Alors qu'Ace s'engagea à travers la fenêtre, les mains qui se tenaient au cadre et les pieds du côté du mur, Ananas toqua à la porte.

"T'as fini monsieur ?

_Oui ! J'arrive, je me dépêche !, répondit Marco à voix haute.

_Je veux un chapeau !"

Marco n'arrivait pas à se détacher d'Ace qui forçait sur ses bras pour ne pas tomber, les pieds dans le vide.

"Je suis sur le rebord !, chuchota-t-il.

_Doucement ! Doucement !

_C'est bon ! À ce soir, Marco.

_Fais attention !

_Oui !"

Ace poussa la fenêtre, et, étonnamment, il put la fermer de l'extérieur. Il se pencha prudemment sur le côté et remarqua que toutes les fenêtres avaient un verrou extérieur. Cela résolvait un problème auquel il n'avait pas pensé avant de s'engager là dedans : la fenêtre de sa chambre devait être fermée. Il murmura pour lui-même :

"Ouf... Quel abruti... Je n'y avait pas pensé. Comment j'aurais fait s'il n'y avait pas eu de poignée dehors... Au deuxième étages, ça ne servirait habituellement à rien d'en avoir, des verrous extérieurs. Heureusement que ce château n'a aucun sens... Tout comme cet endroit, d'ailleurs..."

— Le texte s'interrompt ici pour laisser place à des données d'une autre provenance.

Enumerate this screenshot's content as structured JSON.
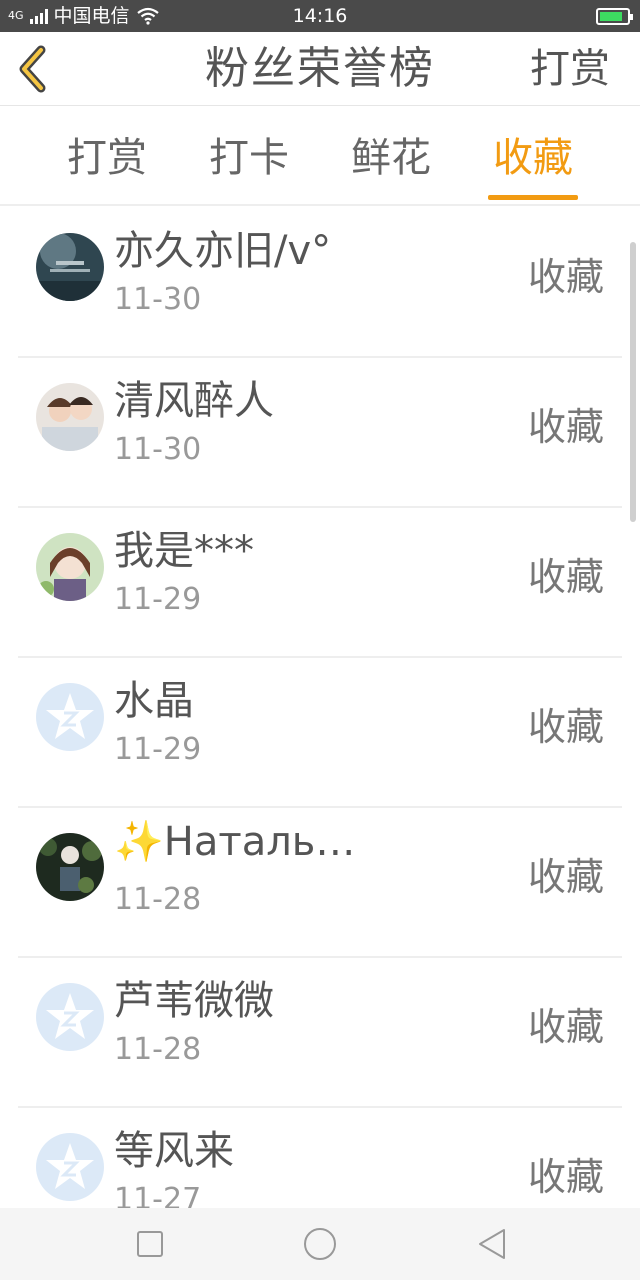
{
  "status_bar": {
    "network": "4G",
    "carrier": "中国电信",
    "time": "14:16",
    "icons": [
      "signal-icon",
      "wifi-icon",
      "battery-charging-icon"
    ]
  },
  "header": {
    "title": "粉丝荣誉榜",
    "action_label": "打赏",
    "back_icon": "chevron-left-icon"
  },
  "tabs": [
    {
      "label": "打赏",
      "active": false
    },
    {
      "label": "打卡",
      "active": false
    },
    {
      "label": "鲜花",
      "active": false
    },
    {
      "label": "收藏",
      "active": true
    }
  ],
  "fans": [
    {
      "name": "亦久亦旧/v°",
      "date": "11-30",
      "action": "收藏",
      "avatar": "dark-photo-avatar"
    },
    {
      "name": "清风醉人",
      "date": "11-30",
      "action": "收藏",
      "avatar": "couple-photo-avatar"
    },
    {
      "name": "我是***",
      "date": "11-29",
      "action": "收藏",
      "avatar": "anime-girl-avatar"
    },
    {
      "name": "水晶",
      "date": "11-29",
      "action": "收藏",
      "avatar": "default-star-avatar"
    },
    {
      "name": "✨Наталь…",
      "date": "11-28",
      "action": "收藏",
      "avatar": "flower-photo-avatar"
    },
    {
      "name": "芦苇微微",
      "date": "11-28",
      "action": "收藏",
      "avatar": "default-star-avatar"
    },
    {
      "name": "等风来",
      "date": "11-27",
      "action": "收藏",
      "avatar": "default-star-avatar"
    }
  ],
  "colors": {
    "accent": "#f29b12",
    "text": "#555555",
    "subtext": "#999999",
    "default_avatar": "#dce9f7"
  },
  "nav_bar": {
    "icons": [
      "square-recents-icon",
      "circle-home-icon",
      "triangle-back-icon"
    ]
  }
}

Du côté de Marco, lorsque le Chapelier ouvrit la porte de la salle de bain, il constata avec horreur que toutes les peluches étaient décapitées et éventrées avec ses instruments de travail. La petite fille le regardait avec ses grands yeux, l'air innocent. Il ravala son angoisse et annonça, la voix tremblante :

"B... Bon ! On le fait, ce chapeau ?"

Ace faisait de son mieux pour éviter de glisser. Il compta les fenêtres de chaque pièce, chaque fois qu'il passait devant une nouvelle, jusqu'à arriver à la bonne : la vingtième pièce. C'était sa chambre.

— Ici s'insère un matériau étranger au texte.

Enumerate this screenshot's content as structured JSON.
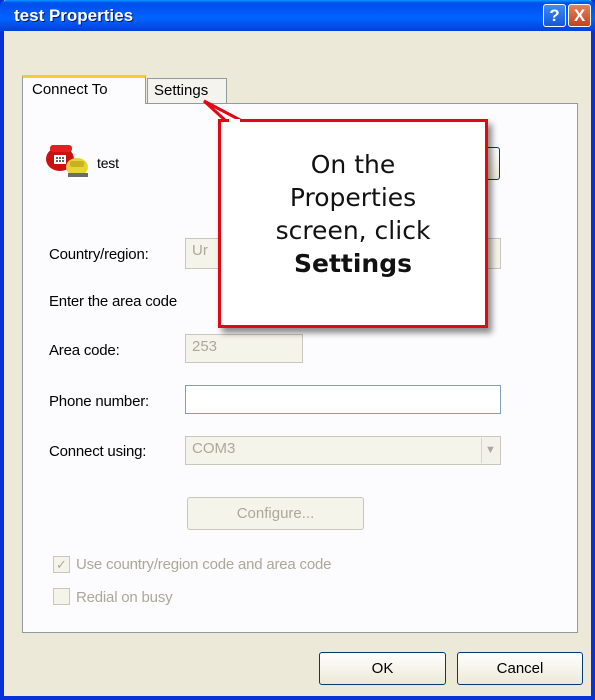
{
  "window": {
    "title": "test Properties"
  },
  "titlebar_buttons": {
    "help": "?",
    "close": "X"
  },
  "tabs": [
    {
      "label": "Connect To",
      "selected": true
    },
    {
      "label": "Settings",
      "selected": false
    }
  ],
  "connection": {
    "name": "test",
    "icon": "telephone-icon"
  },
  "form": {
    "country_label": "Country/region:",
    "country_value": "Ur",
    "area_instructions": "Enter the area code",
    "area_code_label": "Area code:",
    "area_code_value": "253",
    "phone_label": "Phone number:",
    "phone_value": "",
    "connect_using_label": "Connect using:",
    "connect_using_value": "COM3",
    "configure_label": "Configure...",
    "use_country_code_label": "Use country/region code and area code",
    "use_country_code_checked": true,
    "redial_label": "Redial on busy",
    "redial_checked": false
  },
  "footer": {
    "ok_label": "OK",
    "cancel_label": "Cancel"
  },
  "callout": {
    "line1": "On the",
    "line2": "Properties",
    "line3": "screen, click",
    "line4": "Settings",
    "border_color": "#e30613"
  },
  "colors": {
    "titlebar": "#0053ee",
    "window_bg": "#ece9d8",
    "accent_tab": "#ffc83c"
  }
}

Il tendit le bras vers celle-ci et la déverrouilla sans trop de problème.

Maintenant, il fallait se hisser à l'intérieur, et cela semblait être une tâche plus difficile, car ses bras commençaient à fatiguer.

"Courage... Un dernier effort..."

Il attrapa le cadre de la fenêtre et commença à tirer le poid de tout son corps.

"Allez..."

Il parvint à se hisser dans la chambre, mais un morceau de sa ceinture de cœurs en soie se déchira quand elle s'accrocha au loquet planté dans le mur.

"Ah ! Galère ! Va falloir que je passe à la penderie avant d'aller voir la Reine !"

Ace, enfin dans la chambre, se pencha pour attraper le bout de tissu et le glissa dans sa poche.

"La souris est gentille. Peut-être qu'elle va savoir arranger ça."

Il referma la fenêtre en toute hâte. On tambourinait à la porte.

"Monsieur Bah ! Monsieur Bah ! C'est urgent ! Vous êtes en retard ! Oh là là !"

Il arrangea rapidement ses cheveux ébouriffés par le vent avant d'ouvrir la porte à Monsieur Lapin.

"Pardon ! J'ai eu un... Petit souci de salle de bain.

_La Reine vous attend ! Dépêchons !

_Oui ! J'arrive tout de suite ! Merci !"

Alors qu'il allait refermer la porte, le Lapin s'exclama :

"Elle vous attend maintenant ! Qu'est-ce que vous faites ?! Vous voulez mourir ?!

_J'ai... J'ai un problème !

_Quoi ?

_Ma... Ma ceinture est déchirée."

Le Lapin était prêt à s'arracher les poils de sa tête.

"Arrangez ça ! Vite ! Vite !

_Je ne peux pas aller à la penderie et demander à la souris ?

_La souris maquille ! Elle n'habille pas !

_Et si je me changeait ?

_Pas le temps ! Et il faut réparer ça ! Faites le !

_Je ne sais pas coudre !

_Demandez au Chapelier, alors !

_Au... Au... Au quoi ?"

Ace était aussi prêt à s'arracher les cheveux. Tout ce cirque pour retourner dans la chambre de Marco. Contenant sa colère comme il le pouvait, il demanda, la mâchoire crispée :

"Il... Il n'est pas occupé ?

_Si, avec la jeune princesse. Mais elle est gentille. Elle comprendra.

_Oh... Vraiment...?, s'exclama-t-il, les dents serrées.

_Oui, elle vous couvrira. C'est un amour. Bon, elle fait peur... Mais... Oh ! Pas le temps ! Allez y maintenant !"

Ace se dépêcha de sortir de la chambre pour arriver devant la porte numéro 18.

Le garçon répétait dans sa tête :

"Elle nous couvrira... Elle nous couvrira ! Elle est gentille ! C'est un amour ! C'est une blague ?!"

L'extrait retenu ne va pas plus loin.